If it becomes a reasonably priced aftermarket optionbto retrofit a needle valve to any e61 machine that does somewhat reduce the USP of the Bianca.

Interesting times!


----------



## DavecUK (Aug 6, 2013)

Bainbridge said:


> @DavecUK
> 
> Is that the paddle lifted from the Bianca then?
> 
> ...


 It only reduces the USP of the Bianca if you didn't read my Bianca review carefully enough....the Bianca is more than just about the paddle. *There is a write up available on my review site* and I am adding videos as I finish editing them and updating the review on an ongoing basis with different types of machine. In the interest of fairness I will look at the Profitec system as well if they send me one....if they don't, well I don't care enough to buy one just for experiments.


----------



## DavecUK (Aug 6, 2013)

nicholasj said:


> .....and producing coffee I could never achieve before. A happy camper indeed.
> 
> View attachment 30890


 Nice to see the tupperware tray under the group, exactly what I have done for the last 20 years...keeps everything clean when rinsing etc..


----------



## nicholasj (Nov 11, 2013)

DavecUK said:


> Nice to see the tupperware tray under the group, exactly what I have done for the last 20 years...keeps everything clean when rinsing etc..


 Yes, always used this little Tuppaware, even with my Silvia before. And like you I put a few cut outs of non slip stuff to prevent scratching the stainless steel.


----------



## nicholasj (Nov 11, 2013)

DavecUK said:


> Mine at the moment, slightly upgraded.


 Very nice....easy to fit onto the pres


----------



## nicholasj (Nov 11, 2013)

@DaveC

very nice upgrade with the wood. Easy to fit onto the pressure valves?

are they available?

cheers


----------



## Junglebert (Jan 7, 2019)

nicholasj said:


> .....and producing coffee I could never achieve before. A happy camper indeed.
> 
> View attachment 30890


 Everyone else is too polite, or not observant enough. Nespresso pods?


----------



## nicholasj (Nov 11, 2013)

@Junglebert

Yes, well spotted. For emergencies only.....or the wife!?


----------



## DavecUK (Aug 6, 2013)

nicholasj said:


> @DaveC
> 
> very nice upgrade with the wood. Easy to fit onto the pressure valves?
> 
> ...


 They are a tight fit on the shafts, but that means they don't wobble about....the centre caps are chromed plastic, so look OK (well good enough for me), but there might be a brass chromed centre cap option that costs more and a no cap option, but then you want a nice chrome domed fixing bolt and I am not sure how great it would look. The wood is walnut and matches the Lelit paddle quite well.

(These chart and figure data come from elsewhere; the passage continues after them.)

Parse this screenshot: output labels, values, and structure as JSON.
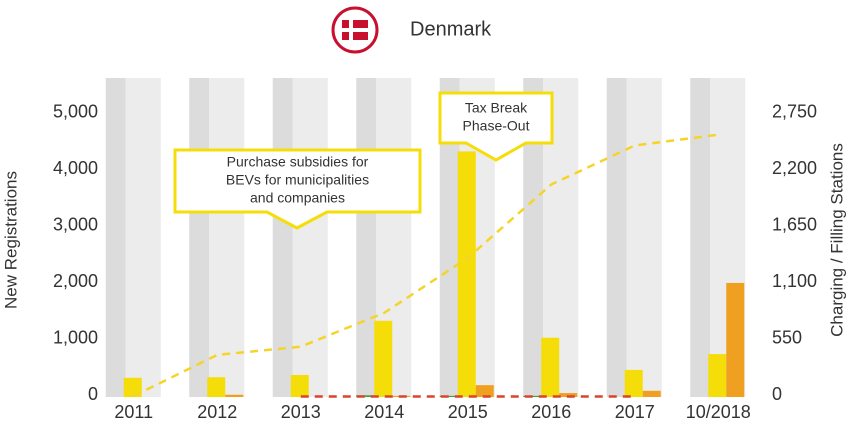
{
  "chart_data": {
    "type": "bar",
    "title": "Denmark",
    "y_label": "New Registrations",
    "y2_label": "Charging / Filling Stations",
    "categories": [
      "2011",
      "2012",
      "2013",
      "2014",
      "2015",
      "2016",
      "2017",
      "10/2018"
    ],
    "series": [
      {
        "color": "#3fa535",
        "kind": "bar",
        "slot": "left",
        "values": [
          null,
          null,
          null,
          30,
          20,
          20,
          null,
          null
        ]
      },
      {
        "color": "#f5dd0a",
        "kind": "bar",
        "slot": "middle",
        "values": [
          340,
          350,
          390,
          1350,
          4350,
          1050,
          480,
          760
        ]
      },
      {
        "color": "#f0a020",
        "kind": "bar",
        "slot": "right",
        "values": [
          null,
          40,
          null,
          20,
          210,
          70,
          110,
          2020
        ]
      },
      {
        "color": "#d9432f",
        "kind": "line",
        "axis": "y2",
        "values": [
          null,
          null,
          5,
          5,
          5,
          5,
          5,
          null
        ]
      },
      {
        "color": "#f5d42a",
        "kind": "line",
        "axis": "y2",
        "values": [
          10,
          410,
          490,
          820,
          1355,
          2070,
          2450,
          2555
        ]
      }
    ],
    "ylim": [
      0,
      5650
    ],
    "yticks": [
      0,
      {
        "value": 1000,
        "label": "1,000"
      },
      {
        "value": 2000,
        "label": "2,000"
      },
      {
        "value": 3000,
        "label": "3,000"
      },
      {
        "value": 4000,
        "label": "4,000"
      },
      {
        "value": 5000,
        "label": "5,000"
      }
    ],
    "y2lim": [
      0,
      3107.5
    ],
    "y2ticks": [
      0,
      550,
      {
        "value": 1100,
        "label": "1,100"
      },
      {
        "value": 1650,
        "label": "1,650"
      },
      {
        "value": 2200,
        "label": "2,200"
      },
      {
        "value": 2750,
        "label": "2,750"
      }
    ],
    "annotations": [
      {
        "lines": [
          "Purchase subsidies for",
          "BEVs for municipalities",
          "and companies"
        ]
      },
      {
        "lines": [
          "Tax Break",
          "Phase-Out"
        ]
      }
    ]
  }
}
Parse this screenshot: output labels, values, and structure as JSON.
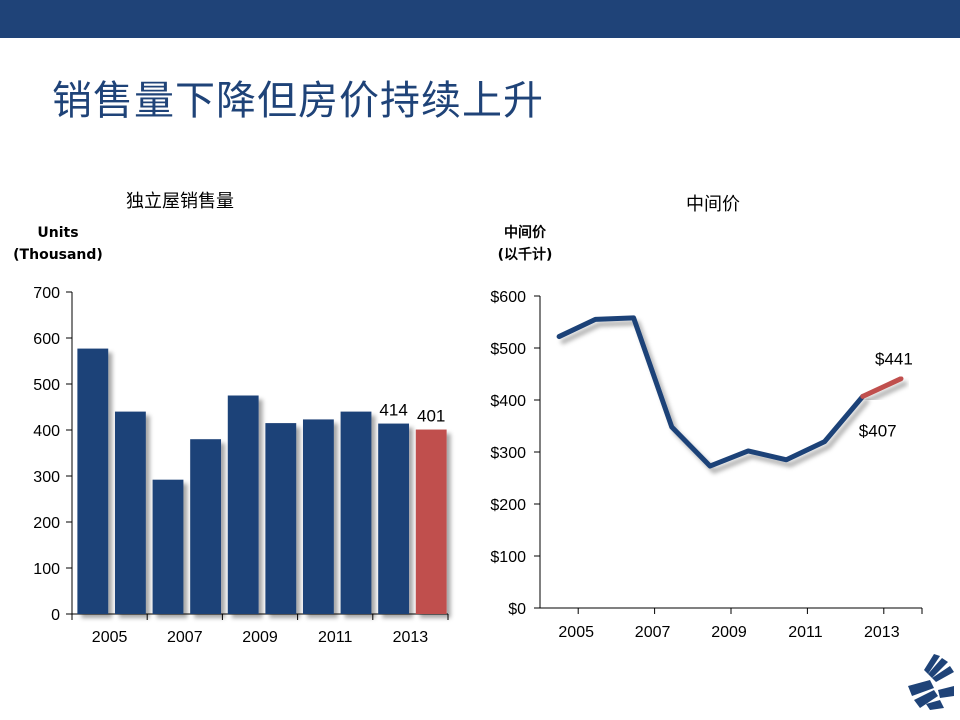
{
  "slide": {
    "title": "销售量下降但房价持续上升",
    "colors": {
      "bar": "#1f4378",
      "bar_highlight": "#c0504d",
      "line": "#1f4378",
      "line_highlight": "#c0504d",
      "header": "#1f4378"
    }
  },
  "left_chart": {
    "title": "独立屋销售量",
    "ylabel_line1": "Units",
    "ylabel_line2": "(Thousand)"
  },
  "right_chart": {
    "title": "中间价",
    "ylabel_line1": "中间价",
    "ylabel_line2": "(以千计)"
  },
  "logo": {
    "icon": "company-logo-icon"
  },
  "chart_data": [
    {
      "type": "bar",
      "title": "独立屋销售量",
      "ylabel": "Units (Thousand)",
      "xlabel": "",
      "categories": [
        "2005",
        "2006",
        "2007",
        "2008",
        "2009",
        "2010",
        "2011",
        "2012",
        "2013",
        "2014"
      ],
      "x_tick_labels": [
        "2005",
        "2007",
        "2009",
        "2011",
        "2013"
      ],
      "y_tick_labels": [
        "0",
        "100",
        "200",
        "300",
        "400",
        "500",
        "600",
        "700"
      ],
      "values": [
        577,
        440,
        292,
        380,
        475,
        415,
        423,
        440,
        414,
        401
      ],
      "highlight_index": 9,
      "data_labels": {
        "8": "414",
        "9": "401"
      },
      "ylim": [
        0,
        700
      ],
      "grid": false
    },
    {
      "type": "line",
      "title": "中间价",
      "ylabel": "中间价 (以千计)",
      "xlabel": "",
      "x": [
        2005,
        2005.95,
        2006.95,
        2007.95,
        2008.95,
        2009.95,
        2010.95,
        2011.95,
        2012.95,
        2013.95
      ],
      "x_tick_labels": [
        "2005",
        "2007",
        "2009",
        "2011",
        "2013"
      ],
      "y_tick_labels": [
        "$0",
        "$100",
        "$200",
        "$300",
        "$400",
        "$500",
        "$600"
      ],
      "values": [
        522,
        555,
        558,
        348,
        273,
        302,
        285,
        320,
        407,
        441
      ],
      "highlight_from_index": 8,
      "data_labels": {
        "8": "$407",
        "9": "$441"
      },
      "ylim": [
        0,
        600
      ],
      "grid": false
    }
  ]
}
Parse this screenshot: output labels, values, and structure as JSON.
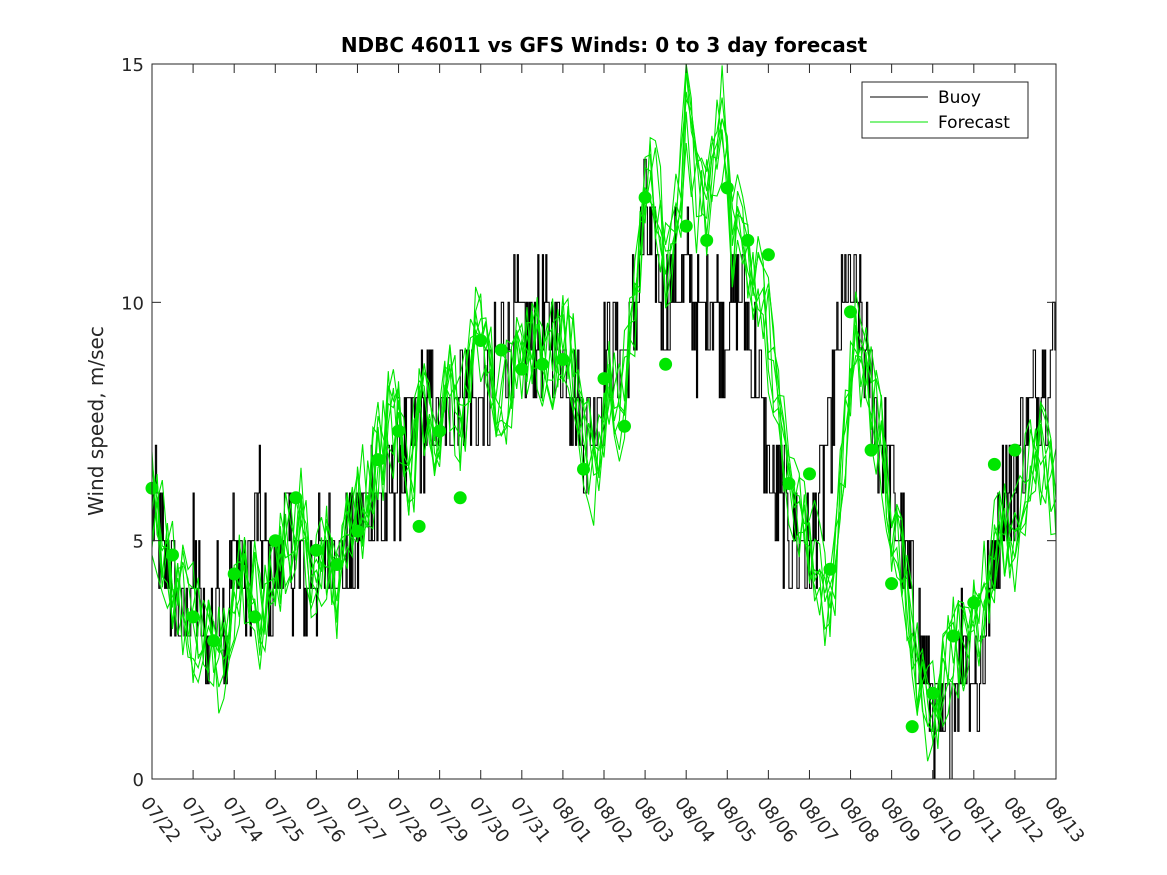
{
  "chart_data": {
    "type": "line",
    "title": "NDBC 46011 vs GFS Winds: 0 to 3 day forecast",
    "xlabel": "",
    "ylabel": "Wind speed, m/sec",
    "ylim": [
      0,
      15
    ],
    "yticks": [
      0,
      5,
      10,
      15
    ],
    "xlim": [
      0,
      22
    ],
    "xtick_labels": [
      "07/22",
      "07/23",
      "07/24",
      "07/25",
      "07/26",
      "07/27",
      "07/28",
      "07/29",
      "07/30",
      "07/31",
      "08/01",
      "08/02",
      "08/03",
      "08/04",
      "08/05",
      "08/06",
      "08/07",
      "08/08",
      "08/09",
      "08/10",
      "08/11",
      "08/12",
      "08/13"
    ],
    "legend": {
      "position": "top-right",
      "entries": [
        "Buoy",
        "Forecast"
      ]
    },
    "colors": {
      "buoy": "#000000",
      "forecast": "#00e600",
      "axis": "#262626"
    },
    "buoy_anchor": {
      "x": [
        0,
        0.2,
        0.5,
        0.8,
        1.0,
        1.3,
        1.6,
        1.8,
        2.0,
        2.3,
        2.6,
        2.9,
        3.2,
        3.5,
        3.8,
        4.1,
        4.4,
        4.7,
        5.0,
        5.3,
        5.6,
        5.9,
        6.2,
        6.5,
        6.8,
        7.0,
        7.3,
        7.6,
        7.9,
        8.2,
        8.5,
        8.8,
        9.1,
        9.4,
        9.7,
        10.0,
        10.3,
        10.6,
        10.9,
        11.2,
        11.5,
        11.8,
        12.0,
        12.2,
        12.4,
        12.7,
        13.0,
        13.3,
        13.6,
        13.9,
        14.2,
        14.5,
        14.8,
        15.1,
        15.4,
        15.7,
        16.0,
        16.3,
        16.6,
        16.9,
        17.2,
        17.5,
        17.8,
        18.1,
        18.4,
        18.7,
        19.0,
        19.2,
        19.5,
        19.8,
        20.1,
        20.4,
        20.7,
        21.0,
        21.3,
        21.6,
        22.0
      ],
      "y": [
        6.0,
        5.0,
        4.0,
        3.0,
        4.5,
        2.5,
        4.0,
        3.0,
        5.0,
        4.0,
        5.5,
        4.0,
        5.0,
        4.5,
        4.0,
        4.5,
        5.0,
        4.5,
        5.0,
        6.0,
        5.5,
        6.5,
        7.0,
        7.5,
        8.0,
        7.0,
        8.0,
        8.5,
        7.5,
        8.0,
        9.0,
        9.5,
        9.0,
        9.5,
        9.5,
        9.0,
        8.0,
        7.0,
        8.5,
        9.0,
        9.0,
        10.0,
        12.0,
        11.0,
        10.0,
        10.5,
        10.5,
        9.5,
        10.0,
        9.5,
        10.5,
        9.5,
        8.0,
        6.0,
        5.5,
        5.0,
        4.5,
        6.0,
        8.0,
        10.5,
        9.5,
        8.0,
        7.0,
        5.5,
        4.0,
        3.0,
        1.5,
        0.5,
        2.0,
        3.0,
        2.0,
        4.0,
        6.0,
        6.5,
        7.5,
        8.5,
        9.0
      ]
    },
    "forecast_markers": {
      "x": [
        0,
        0.5,
        1.0,
        1.5,
        2.0,
        2.5,
        3.0,
        3.5,
        4.0,
        4.5,
        5.0,
        5.5,
        6.0,
        6.5,
        7.0,
        7.5,
        8.0,
        8.5,
        9.0,
        9.5,
        10.0,
        10.5,
        11.0,
        11.5,
        12.0,
        12.5,
        13.0,
        13.5,
        14.0,
        14.5,
        15.0,
        15.5,
        16.0,
        16.5,
        17.0,
        17.5,
        18.0,
        18.5,
        19.0,
        19.5,
        20.0,
        20.5,
        21.0
      ],
      "y": [
        6.1,
        4.7,
        3.4,
        2.9,
        4.3,
        3.4,
        5.0,
        5.9,
        4.8,
        4.5,
        5.2,
        6.7,
        7.3,
        5.3,
        7.3,
        5.9,
        9.2,
        9.0,
        8.6,
        8.7,
        8.8,
        6.5,
        8.4,
        7.4,
        12.2,
        8.7,
        11.6,
        11.3,
        12.4,
        11.3,
        11.0,
        6.2,
        6.4,
        4.4,
        9.8,
        6.9,
        4.1,
        1.1,
        1.8,
        3.0,
        3.7,
        6.6,
        6.9
      ]
    },
    "forecast_anchor": {
      "x": [
        0,
        0.3,
        0.6,
        0.9,
        1.2,
        1.5,
        1.8,
        2.1,
        2.4,
        2.7,
        3.0,
        3.3,
        3.6,
        3.9,
        4.2,
        4.5,
        4.8,
        5.1,
        5.4,
        5.7,
        6.0,
        6.3,
        6.6,
        6.9,
        7.2,
        7.5,
        7.8,
        8.1,
        8.4,
        8.7,
        9.0,
        9.3,
        9.6,
        9.9,
        10.2,
        10.5,
        10.8,
        11.1,
        11.4,
        11.7,
        12.0,
        12.2,
        12.5,
        12.8,
        13.0,
        13.3,
        13.6,
        13.9,
        14.1,
        14.4,
        14.7,
        15.0,
        15.3,
        15.6,
        15.9,
        16.2,
        16.5,
        16.8,
        17.1,
        17.4,
        17.7,
        18.0,
        18.3,
        18.6,
        18.9,
        19.2,
        19.5,
        19.8,
        20.1,
        20.4,
        20.7,
        21.0,
        21.3,
        21.6,
        22.0
      ],
      "y": [
        6.0,
        5.0,
        4.0,
        3.5,
        3.2,
        3.0,
        2.5,
        4.5,
        4.0,
        3.5,
        4.5,
        5.0,
        5.5,
        4.5,
        4.8,
        4.2,
        5.5,
        6.0,
        6.5,
        7.5,
        7.5,
        6.5,
        8.0,
        7.0,
        8.5,
        7.5,
        9.0,
        9.5,
        8.0,
        8.5,
        9.0,
        9.5,
        8.5,
        9.5,
        9.0,
        7.5,
        6.5,
        8.5,
        8.0,
        9.5,
        12.5,
        13.0,
        11.0,
        12.0,
        14.0,
        12.0,
        12.5,
        14.0,
        11.5,
        11.5,
        10.5,
        9.5,
        7.5,
        6.0,
        5.5,
        4.5,
        3.5,
        6.5,
        9.5,
        8.5,
        7.5,
        5.5,
        4.5,
        2.5,
        1.5,
        2.0,
        3.0,
        2.8,
        3.5,
        4.5,
        5.5,
        5.0,
        6.5,
        7.0,
        6.0
      ]
    }
  }
}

I have had the kit almost 1 year, never got around to fitting it. The factory were thinking of offering it as an option or as an accessory....the problem is it is not cheap....I would estimate it could add as much as £75 or more for 2 walnut handles and 2 walnut knobs. My view was that people are quite finicky about customisation wanting burl fantasy wood ripped from a magic roundabout unicorns arse and that any standard option wouldn't be popular....I like it, but then I am more easily pleased than some.


----------